Impediments to Intrastate Crowdfunding
While more states are considering intrastate crowdfunding, actual fundraising has been meager, perhaps because entrepreneurs are not aware it exists. Kansas, the first state to pass intrastate crowdfunding legislation in 2011 has seen little activity. Lynn Hammes, director of finance and administration at the Kansas Office of the Securities Commissioner, has been quoted as saying fewer than 10 companies have utilized this funding option.
Publicizing an intrastate crowdfunding offering is a challenge because the SEC, in an April 2014 Compliance and Disclosure Interpretation, forbade the use of company websites and social media to publicize a crowdfunding campaign because these communication tools reach beyond state borders. So businesses seeking funding can publicly solicit but only within the state. Therefore no Facebook pages or Twitter announcements are allowed. Finding potential small investors who may have limited knowledge about crowdfunding also likely limits the appeal of intrastate crowdfunding.
If businesses want to use a crowdfunding portal, the only option is to use one that is licensed as a broker-dealer with the SEC such as Early Shares or Fundable, as they can accommodate in-state only investors. Crowdfunding portals that conduct intrastate stock sales must implement “adequate measures” such as disclaimers or restricted-access websites to ensure the stock offerings are made only to residents of the state according to the SEC. That puts an additional burden on the portal that not all of them may wish to assume.
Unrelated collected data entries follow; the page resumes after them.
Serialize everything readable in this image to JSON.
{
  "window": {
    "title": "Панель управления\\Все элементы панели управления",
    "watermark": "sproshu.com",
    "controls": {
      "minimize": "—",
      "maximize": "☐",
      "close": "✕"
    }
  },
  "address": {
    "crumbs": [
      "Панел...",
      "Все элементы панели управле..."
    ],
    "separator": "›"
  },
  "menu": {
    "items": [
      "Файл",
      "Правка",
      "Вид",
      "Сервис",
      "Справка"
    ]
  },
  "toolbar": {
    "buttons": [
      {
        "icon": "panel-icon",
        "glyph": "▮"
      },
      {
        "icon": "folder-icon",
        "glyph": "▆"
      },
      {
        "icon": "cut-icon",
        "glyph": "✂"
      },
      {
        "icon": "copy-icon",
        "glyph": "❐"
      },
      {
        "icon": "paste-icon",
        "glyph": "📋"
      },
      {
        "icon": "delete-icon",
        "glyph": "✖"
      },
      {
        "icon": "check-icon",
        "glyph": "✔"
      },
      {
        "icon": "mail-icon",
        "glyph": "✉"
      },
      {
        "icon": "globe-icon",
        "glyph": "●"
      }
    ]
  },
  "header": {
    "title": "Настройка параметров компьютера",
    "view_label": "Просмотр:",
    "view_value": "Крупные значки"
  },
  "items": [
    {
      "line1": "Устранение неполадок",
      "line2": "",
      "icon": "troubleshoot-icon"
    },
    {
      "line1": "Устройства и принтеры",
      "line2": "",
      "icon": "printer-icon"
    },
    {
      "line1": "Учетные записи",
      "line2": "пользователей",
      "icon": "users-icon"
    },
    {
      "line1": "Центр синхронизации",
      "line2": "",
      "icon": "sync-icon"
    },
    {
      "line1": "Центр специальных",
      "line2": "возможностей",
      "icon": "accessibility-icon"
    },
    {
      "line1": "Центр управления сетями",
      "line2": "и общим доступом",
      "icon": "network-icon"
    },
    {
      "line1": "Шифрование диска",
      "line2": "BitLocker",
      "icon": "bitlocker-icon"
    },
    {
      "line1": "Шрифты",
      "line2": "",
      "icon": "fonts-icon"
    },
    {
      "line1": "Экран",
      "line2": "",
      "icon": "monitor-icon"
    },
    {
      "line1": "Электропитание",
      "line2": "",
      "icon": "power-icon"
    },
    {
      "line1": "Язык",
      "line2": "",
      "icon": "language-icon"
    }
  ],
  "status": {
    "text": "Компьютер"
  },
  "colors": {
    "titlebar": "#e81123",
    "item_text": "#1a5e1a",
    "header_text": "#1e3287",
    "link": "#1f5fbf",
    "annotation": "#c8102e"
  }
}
Despite the fact that four states, including Texas, have enacted intrastate crowdfunding legislation in the first five months of 2014, it will not be until other populous states like Florida and California implement intrastate crowdfunding and have successful raises that intrastate crowdfunding will really take off.
Advantages and Disadvantages of Intrastate Crowdfunding
When the SEC finalizes regulations for equity crowdfunding, the impetus for intrastate crowdfunding might disappear. Start-ups and existing businesses will have to weigh the benefits of reaching a larger, global audience with the disadvantage of paying much higher fees. It is likely more difficult to do intrastate crowdfunding in states with small populations such as Kansas and Maine. However, businesses that have only local customers may not need a global fundraising campaign. Intrastate and global crowdfunding will likely co-exist once the SEC issues final regulations.